In 1998, she was one of just five House members to oppose the bombing of Iraq. The next year, she cast the one congressional vote against bombing Yugoslavia in the Kosovo conflict.

“I’ve said over and over I’m not a pacifist,” Lee said in an interview. Speaking of Sept. 11, she added, “I firmly believe that we need to bring the perpetrators of this horrific tragedy to justice.”

But in her view, the resolution that Congress passed on Sept. 14 was a blank check that gave Bush dangerously open-ended authority. Events since have done nothing to change her mind.

Critics are appalled, calling Lee un-American, a traitor--and worse. Most of them, however, don’t live around here.

An October poll conducted by UC Berkeley and the Contra Costa Times showed that two-thirds of those surveyed approved of Lee’s job performance, even though more than half disagreed with her vote. Roughly four in 10 said they were more likely to support her reelection as a result of her stance; 18% were less likely.

“People said, ‘Look, we had some concerns at the time and Barbara Lee expressed those concerns,’ ” said Bruce Cain, director of Berkeley’s Institute of Governmental Studies.

In fact, support for the war stood at 54% in the survey, compared with 89% nationally. Bush’s approval ratings were a middling 47%, in contrast to his record 90% approval in nationwide surveys.

For many here, Lee has become a kind of folk hero, commended by the Berkeley City Council, celebrated at an Oakland rally and praised even by those who strongly disagreed with her vote.

One of them is Jim Chanin, who has a daughter living about a mile and a half from the World Trade Center.

“I respect her integrity to stand up to everybody in Congress the way she did because she believed in something,” said Chanin, a longtime activist in the woodsy Oakland hills. “I think that’s refreshing in a politician.”

Chanin saw the same virtues in Audie Bock when she first ran for the Assembly in 1999. Despite huge disadvantages in money and party registration, she squeaked by Oakland’s Democratic ex-mayor to score one of the most stunning political upsets in California in years.

Like many, though, Chanin soured on Bock when she quit the Green Party a few months later, switching her registration to independent.
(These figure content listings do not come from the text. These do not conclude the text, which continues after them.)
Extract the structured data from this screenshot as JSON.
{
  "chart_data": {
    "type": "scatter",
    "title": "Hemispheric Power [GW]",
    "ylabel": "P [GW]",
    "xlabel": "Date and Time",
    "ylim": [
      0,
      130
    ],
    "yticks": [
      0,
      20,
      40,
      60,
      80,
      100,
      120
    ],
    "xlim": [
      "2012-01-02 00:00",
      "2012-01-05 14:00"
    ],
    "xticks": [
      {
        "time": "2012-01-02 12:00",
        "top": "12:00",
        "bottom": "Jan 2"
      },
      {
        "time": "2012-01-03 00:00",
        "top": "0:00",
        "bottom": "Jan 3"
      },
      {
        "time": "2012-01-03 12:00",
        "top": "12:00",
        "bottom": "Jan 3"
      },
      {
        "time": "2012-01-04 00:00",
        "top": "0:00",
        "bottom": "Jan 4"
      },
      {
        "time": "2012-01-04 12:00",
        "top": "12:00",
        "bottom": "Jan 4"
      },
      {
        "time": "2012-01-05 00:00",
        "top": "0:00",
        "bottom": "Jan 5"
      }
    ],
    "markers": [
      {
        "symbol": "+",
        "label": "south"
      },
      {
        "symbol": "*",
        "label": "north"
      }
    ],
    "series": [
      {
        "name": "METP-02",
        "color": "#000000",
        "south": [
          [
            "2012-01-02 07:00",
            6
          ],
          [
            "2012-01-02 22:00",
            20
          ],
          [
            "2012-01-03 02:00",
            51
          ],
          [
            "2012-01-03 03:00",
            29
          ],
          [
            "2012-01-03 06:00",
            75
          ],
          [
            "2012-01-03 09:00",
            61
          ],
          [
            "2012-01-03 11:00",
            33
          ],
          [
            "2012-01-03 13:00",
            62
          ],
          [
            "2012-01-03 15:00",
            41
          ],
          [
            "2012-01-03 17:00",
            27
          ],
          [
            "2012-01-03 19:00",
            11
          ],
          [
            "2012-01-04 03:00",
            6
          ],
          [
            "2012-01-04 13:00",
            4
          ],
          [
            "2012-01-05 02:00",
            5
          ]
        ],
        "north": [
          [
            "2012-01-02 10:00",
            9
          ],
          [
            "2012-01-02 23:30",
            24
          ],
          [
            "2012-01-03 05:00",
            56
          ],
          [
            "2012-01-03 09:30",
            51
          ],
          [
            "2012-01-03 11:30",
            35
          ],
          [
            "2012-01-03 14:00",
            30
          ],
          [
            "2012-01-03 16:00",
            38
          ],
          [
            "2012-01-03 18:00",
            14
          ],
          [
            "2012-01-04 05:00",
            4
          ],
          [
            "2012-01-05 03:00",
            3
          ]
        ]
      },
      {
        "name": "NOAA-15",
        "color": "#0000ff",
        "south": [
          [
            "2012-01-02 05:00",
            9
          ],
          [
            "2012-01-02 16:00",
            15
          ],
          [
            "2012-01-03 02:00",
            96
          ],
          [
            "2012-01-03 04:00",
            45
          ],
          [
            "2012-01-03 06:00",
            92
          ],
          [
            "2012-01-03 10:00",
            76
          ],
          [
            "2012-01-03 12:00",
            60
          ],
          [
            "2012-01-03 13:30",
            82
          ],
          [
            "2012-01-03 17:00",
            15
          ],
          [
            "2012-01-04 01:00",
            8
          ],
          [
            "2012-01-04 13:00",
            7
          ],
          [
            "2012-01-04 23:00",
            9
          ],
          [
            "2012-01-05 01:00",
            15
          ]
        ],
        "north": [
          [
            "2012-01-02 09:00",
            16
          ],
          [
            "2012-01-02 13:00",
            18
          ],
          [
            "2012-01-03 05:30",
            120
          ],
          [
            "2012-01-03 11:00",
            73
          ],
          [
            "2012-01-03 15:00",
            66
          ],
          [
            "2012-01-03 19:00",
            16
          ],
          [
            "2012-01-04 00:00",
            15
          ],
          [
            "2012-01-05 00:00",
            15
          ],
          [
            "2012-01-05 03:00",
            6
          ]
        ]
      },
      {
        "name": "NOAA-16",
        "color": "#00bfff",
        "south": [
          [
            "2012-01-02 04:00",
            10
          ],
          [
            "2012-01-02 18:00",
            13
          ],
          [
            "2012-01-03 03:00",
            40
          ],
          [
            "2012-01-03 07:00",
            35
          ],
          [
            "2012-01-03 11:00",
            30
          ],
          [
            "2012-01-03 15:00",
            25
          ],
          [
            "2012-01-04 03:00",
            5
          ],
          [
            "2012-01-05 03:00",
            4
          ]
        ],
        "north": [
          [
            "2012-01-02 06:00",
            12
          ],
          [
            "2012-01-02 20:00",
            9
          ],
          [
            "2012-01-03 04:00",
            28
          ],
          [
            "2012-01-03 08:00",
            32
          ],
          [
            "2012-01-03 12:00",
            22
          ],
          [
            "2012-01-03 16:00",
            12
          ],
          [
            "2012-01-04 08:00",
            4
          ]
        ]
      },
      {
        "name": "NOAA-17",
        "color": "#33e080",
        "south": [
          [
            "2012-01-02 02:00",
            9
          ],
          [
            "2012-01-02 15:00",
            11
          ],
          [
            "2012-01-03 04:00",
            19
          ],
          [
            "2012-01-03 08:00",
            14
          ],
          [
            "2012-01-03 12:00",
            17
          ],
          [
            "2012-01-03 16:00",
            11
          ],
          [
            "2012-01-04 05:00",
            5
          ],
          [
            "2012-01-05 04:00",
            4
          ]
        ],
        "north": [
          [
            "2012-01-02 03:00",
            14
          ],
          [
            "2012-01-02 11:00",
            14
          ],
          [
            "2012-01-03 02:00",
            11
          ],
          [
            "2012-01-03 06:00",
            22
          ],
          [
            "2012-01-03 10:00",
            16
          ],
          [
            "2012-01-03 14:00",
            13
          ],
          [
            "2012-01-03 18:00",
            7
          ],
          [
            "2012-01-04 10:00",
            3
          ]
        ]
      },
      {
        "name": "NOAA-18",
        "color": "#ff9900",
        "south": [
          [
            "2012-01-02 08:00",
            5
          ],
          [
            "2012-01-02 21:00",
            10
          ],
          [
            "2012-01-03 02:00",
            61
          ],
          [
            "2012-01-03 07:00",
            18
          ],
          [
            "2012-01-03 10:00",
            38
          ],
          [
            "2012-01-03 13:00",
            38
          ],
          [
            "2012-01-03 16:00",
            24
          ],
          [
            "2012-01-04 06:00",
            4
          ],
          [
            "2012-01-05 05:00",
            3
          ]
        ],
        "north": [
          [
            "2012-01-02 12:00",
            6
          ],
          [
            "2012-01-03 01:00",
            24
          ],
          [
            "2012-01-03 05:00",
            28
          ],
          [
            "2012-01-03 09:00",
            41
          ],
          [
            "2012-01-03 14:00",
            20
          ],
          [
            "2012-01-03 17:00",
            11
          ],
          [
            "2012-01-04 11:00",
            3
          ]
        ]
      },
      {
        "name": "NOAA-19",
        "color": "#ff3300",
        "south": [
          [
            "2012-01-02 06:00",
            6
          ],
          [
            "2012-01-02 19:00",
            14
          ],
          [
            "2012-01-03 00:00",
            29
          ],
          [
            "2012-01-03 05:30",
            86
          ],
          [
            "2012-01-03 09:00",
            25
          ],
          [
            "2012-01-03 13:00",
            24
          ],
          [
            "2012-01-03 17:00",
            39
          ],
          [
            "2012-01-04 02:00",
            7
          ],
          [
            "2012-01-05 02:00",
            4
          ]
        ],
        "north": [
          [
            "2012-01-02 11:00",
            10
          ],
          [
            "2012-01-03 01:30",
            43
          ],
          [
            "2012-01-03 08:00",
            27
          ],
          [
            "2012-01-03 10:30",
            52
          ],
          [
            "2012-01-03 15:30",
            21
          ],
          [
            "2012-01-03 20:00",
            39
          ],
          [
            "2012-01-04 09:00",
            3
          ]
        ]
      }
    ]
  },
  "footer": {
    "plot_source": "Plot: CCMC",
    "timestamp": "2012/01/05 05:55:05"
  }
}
Bock hoped that the change would boost her reelection chances in November 2000; she lost anyway.

On her last day in office, she changed her registration again, this time to the Democratic Party.

Then on Sept. 11, Bock sat in front of her television set and watched as the second jetliner smashed into the trade center. A few days later, she heard news accounts of Lee’s controversial House vote.

She called the congresswoman’s home to offer congratulations; Bock now says she misunderstood the resolution. Her support turned to outrage, she said, when she read the measure along with Lee’s speech on the House floor.

The congresswoman had cited a prayer service at the National Cathedral: “One of the clergy members said that as we act, we should not become the evil that we deplore,” Lee said. “And at that moment, I knew what I had to do.”

Bock declared that comment “way out of line. . . . I don’t think you talk about your government that way when your country is attacked.”

If she counted on a groundswell of support from equally indignant voters, however, it has yet to materialize.

Bock brandishes a sheaf of supportive e-mails from around the country. But when she turned in her nominating petitions last week, there were just 79 signatures from the 9th District--a tiny fraction of the 3,000 she would have needed to avoid paying the $1,400 filing fee.

For now, she conceded, her campaign is just “me, my cell phone and my running shoes.”

Bock is undaunted, though, having trod this path before.

“I got feet,” she said. “I am grass roots.”